Собор Парижской Богоматери (сборник)
Шрифт:
Произошла ужасная схватка. «В волчью шкуру – собачьи зубы», – как говорит Матье. Королевские войска, среди которых отличался своей храбростью Феб Шатопер, не щадили никого; они кололи и рубили направо и налево. Плохо вооруженные бродяги кусались с пеной у рта. Мужчины, женщины, дети бросались на лошадей спереди и сзади и вцеплялись в них зубами и ногтями рук и ног. Другие совали факелы в лицо всадникам. Третьи крючьями захватывали всадников за шею, стаскивали с лошадей и терзали упавших. Особенно выделялся один из бродяг, долго подкашивавший огромной сверкающей косой ноги лошадей. Он был ужасен. Гнусаво распевая песню, он без остановки взмахивал своей косой. При каждом взмахе вокруг него ложился круг срезанных членов.

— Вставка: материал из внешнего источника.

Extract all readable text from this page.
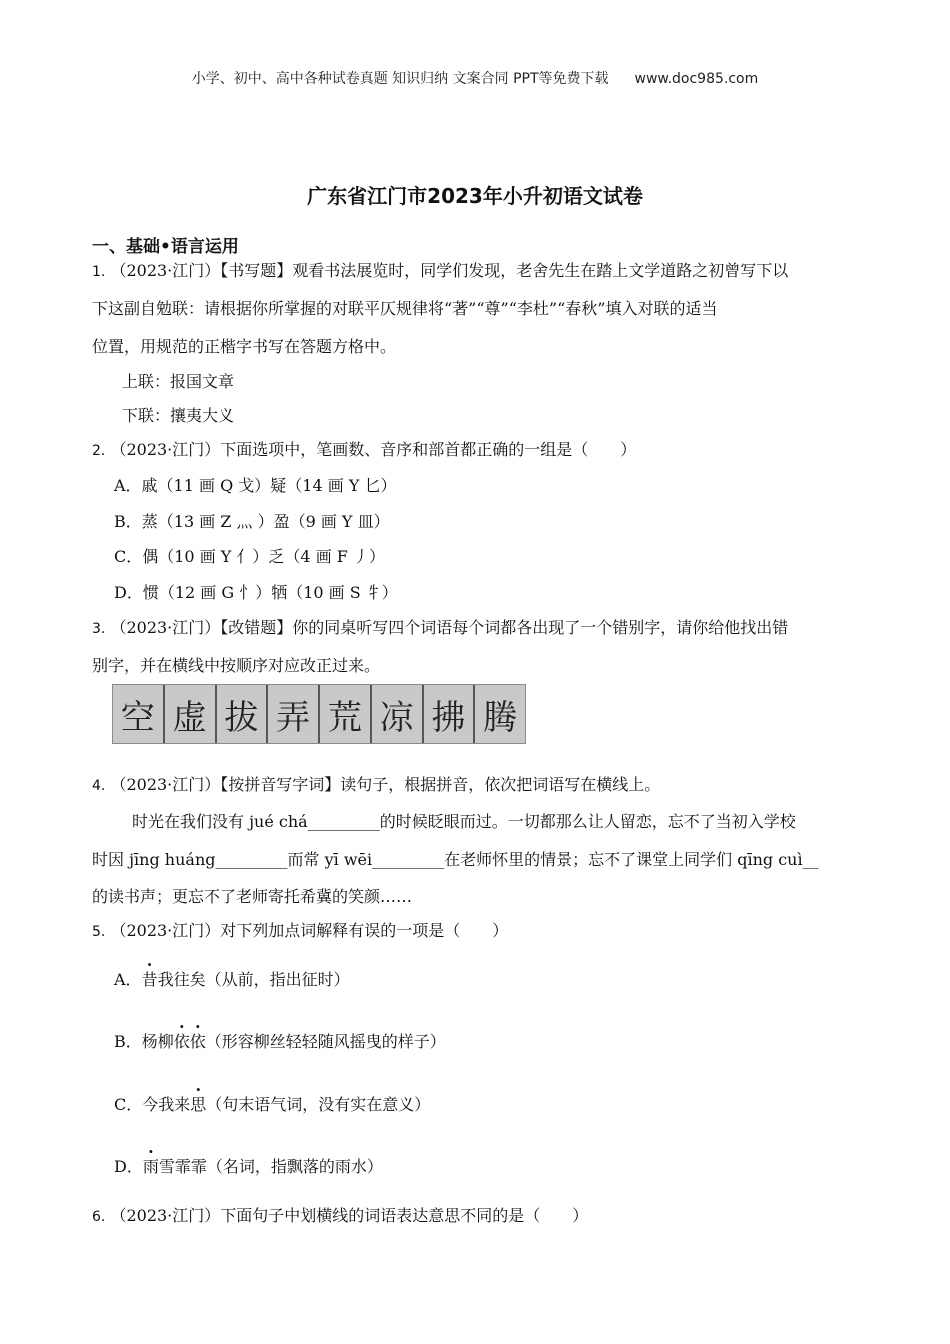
小学、初中、高中各种试卷真题 知识归纳 文案合同 PPT等免费下载 www.doc985.com
广东省江门市2023年小升初语文试卷
一、基础•语言运用
1. （2023·江门）【书写题】观看书法展览时，同学们发现，老舍先生在踏上文学道路之初曾写下以
下这副自勉联：请根据你所掌握的对联平仄规律将“著”“尊”“李杜”“春秋”填入对联的适当
位置，用规范的正楷字书写在答题方格中。
上联：报国文章
下联：攘夷大义
2. （2023·江门）下面选项中，笔画数、音序和部首都正确的一组是（　　）
A．戚（11 画 Q 戈）疑（14 画 Y 匕）
B．蒸（13 画 Z 灬 ）盈（9 画 Y 皿）
C．偶（10 画 Y 亻）乏（4 画 F 丿）
D．惯（12 画 G 忄）牺（10 画 S 牜）
3. （2023·江门）【改错题】你的同桌听写四个词语每个词都各出现了一个错别字，请你给他找出错
别字，并在横线中按顺序对应改正过来。
空 虚 拔 弄 荒 凉 拂 腾
4. （2023·江门）【按拼音写字词】读句子，根据拼音，依次把词语写在横线上。
时光在我们没有 jué chá_________的时候眨眼而过。一切都那么让人留恋，忘不了当初入学校
时因 jīng huáng_________而常 yī wēi_________在老师怀里的情景；忘不了课堂上同学们 qīng cuì__
的读书声；更忘不了老师寄托希冀的笑颜……
5. （2023·江门）对下列加点词解释有误的一项是（　　）
A．昔我往矣（从前，指出征时）
B．杨柳依依（形容柳丝轻轻随风摇曳的样子）
C．今我来思（句末语气词，没有实在意义）
D．雨雪霏霏（名词，指飘落的雨水）
6. （2023·江门）下面句子中划横线的词语表达意思不同的是（　　）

Спокойно и медленно покачивая головой
Между тем окна в домах снова начали отворяться. Жители окрестных домов, услыхав боевой крик королевских солдат, вмешались в дело, и со всех этажей на бродяг посыпались пули. Густой дым, пронизываемый огненной полосой мушкетных выстрелов, окутал всю площадь. Через нее с трудом можно было различить фасад собора Богоматери и старинного здания больницы Отель-Дьё, крыша которого была усеяна слуховыми окнами, откуда тут и там высовывались истощенные лица больных.
Наконец бродяги уступили. Усталость, недостаток в хорошем оружии, неожиданность нападения, огонь, открытый из окон, храбрый натиск королевских войск – все это сломило их. Они прорвались через цепь осаждающих и пустились бежать по всем направлениям, оставив на площади массу убитых.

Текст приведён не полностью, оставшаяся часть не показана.